Collecting OCR Training Data
- To start collecting OCR training data, click the button in the top right corner of the main interface.
- The system will begin capturing data for OCR training.
Managing OCR Training Data
- Once you’ve collected some data, go to the File menu.
- Click on “OCR Training Data Settings” to access data management options.
- In the settings window, you’ll find:
- The folder where data is stored
- A button to open this folder directly
- A button to save the collected data as a ZIP file
- An option to set the maximum size of saved data in MB
- In the OCR Training Data Settings, click the button to open the Training Dojo tool.
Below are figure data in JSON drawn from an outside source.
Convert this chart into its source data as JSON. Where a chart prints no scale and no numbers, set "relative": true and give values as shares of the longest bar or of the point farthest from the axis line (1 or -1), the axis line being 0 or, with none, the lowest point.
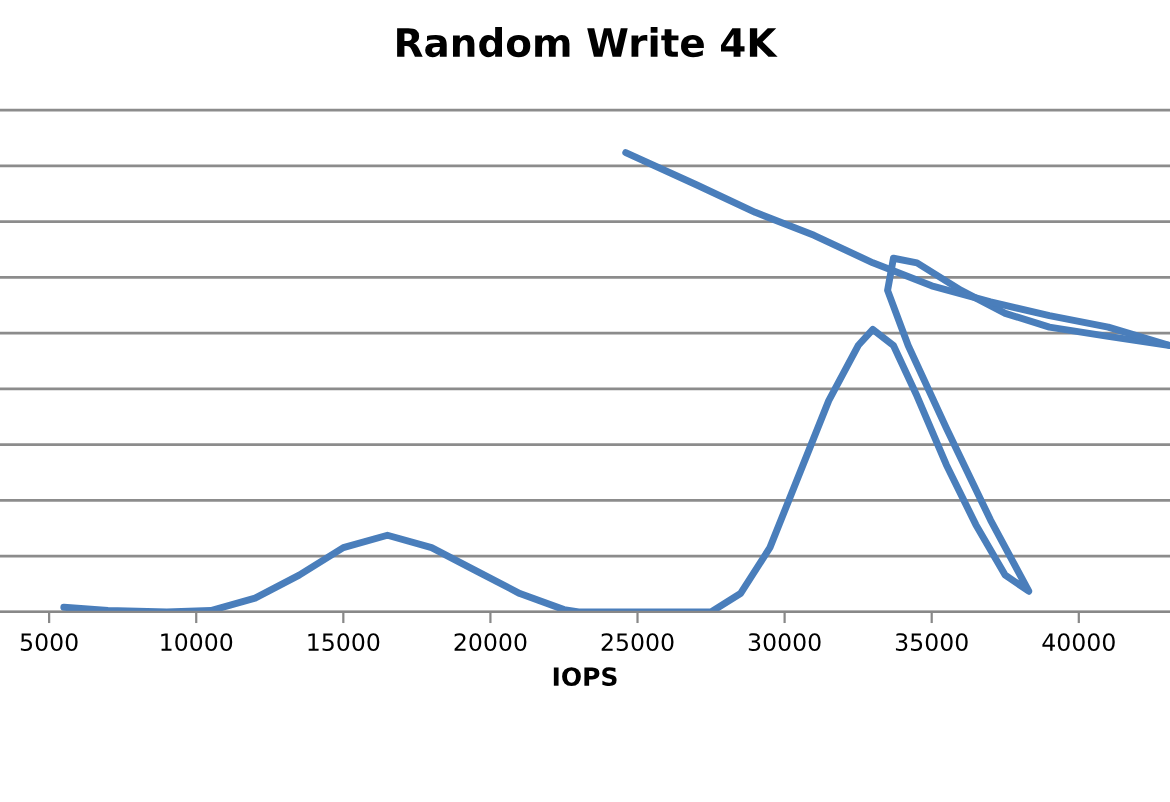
{
  "chart_data": {
    "type": "line",
    "title": "Random Write 4K",
    "xlabel": "IOPS",
    "relative": true,
    "tick_labels": "x",
    "grid": "y",
    "marker": "none",
    "line_style": "solid",
    "xlim": [
      3330,
      43100
    ],
    "xticks": [
      5000,
      10000,
      15000,
      20000,
      25000,
      30000,
      35000,
      40000
    ],
    "series": [
      {
        "color": "#4a7ebb",
        "x": [
          5500,
          7000,
          9000,
          10500,
          12000,
          13500,
          15000,
          16500,
          18000,
          19500,
          21000,
          22500,
          23000,
          25000,
          27500,
          28500,
          29500,
          30500,
          31500,
          32500,
          33000,
          33700,
          34500,
          35500,
          36500,
          37500,
          38300,
          37000,
          35500,
          34200,
          33500,
          33700,
          34500,
          36000,
          37500,
          39000,
          41000,
          43100
        ],
        "values": [
          0.01,
          0.003,
          0,
          0.003,
          0.03,
          0.08,
          0.14,
          0.167,
          0.14,
          0.09,
          0.04,
          0.005,
          0,
          0,
          0,
          0.04,
          0.14,
          0.3,
          0.46,
          0.58,
          0.615,
          0.58,
          0.47,
          0.32,
          0.19,
          0.08,
          0.045,
          0.2,
          0.4,
          0.58,
          0.7,
          0.77,
          0.76,
          0.7,
          0.65,
          0.62,
          0.6,
          0.58
        ]
      },
      {
        "color": "#4a7ebb",
        "x": [
          24600,
          27000,
          29000,
          31000,
          33000,
          35000,
          37000,
          39000,
          41000,
          43100
        ],
        "values": [
          1.0,
          0.93,
          0.87,
          0.82,
          0.76,
          0.71,
          0.675,
          0.645,
          0.62,
          0.58
        ]
      }
    ]
  }
}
- The tool will display all collected files for annotation.
Interface Overview
- Left side: List of all files
- Files with approved annotations have a checkmark
- Right side: Current image and annotation interface
- Line edit field for entering or approving annotations
- Approved annotations are highlighted in green
Annotation Process
- For each image, enter the correct text in the line edit field.
- Press Enter to approve the annotation and move to the next image.
- Use Up/Down arrow keys to navigate through the list.
- Use Ctrl+Down and Ctrl+Up to jump to the next unapproved image.
- Click the filter button to show only unapproved images.
Keyboard Shortcuts
- Enter: Approve annotation and move to next image
- Up/Down Arrows: Navigate through the list
- Ctrl+Down: Jump to next unapproved image
- Ctrl+Up: Jump to previous unapproved image
Exporting Annotated Data
- Once you’ve finished annotating, exit the Training Dojo tool.
- In the OCR Training Data Settings:
- Click the button to save data as a ZIP file
- Choose a location to save the file
- Send the exported ZIP file to our team at support@scoresight.live for processing. We will be in touch with a new OCR model.
Best Practices
- Annotate regularly to maintain a manageable workload.
- Use keyboard shortcuts for faster navigation and annotation.
- Double-check your annotations before approving.
- Use the filter option to focus on unapproved images when nearing completion.
- Set a reasonable max size for saved data to prevent overwhelming file sizes.
By following this process, you’ll contribute valuable training data to improve the OCR system’s accuracy and performance. Thank you for your efforts in enhancing our OCR capabilities!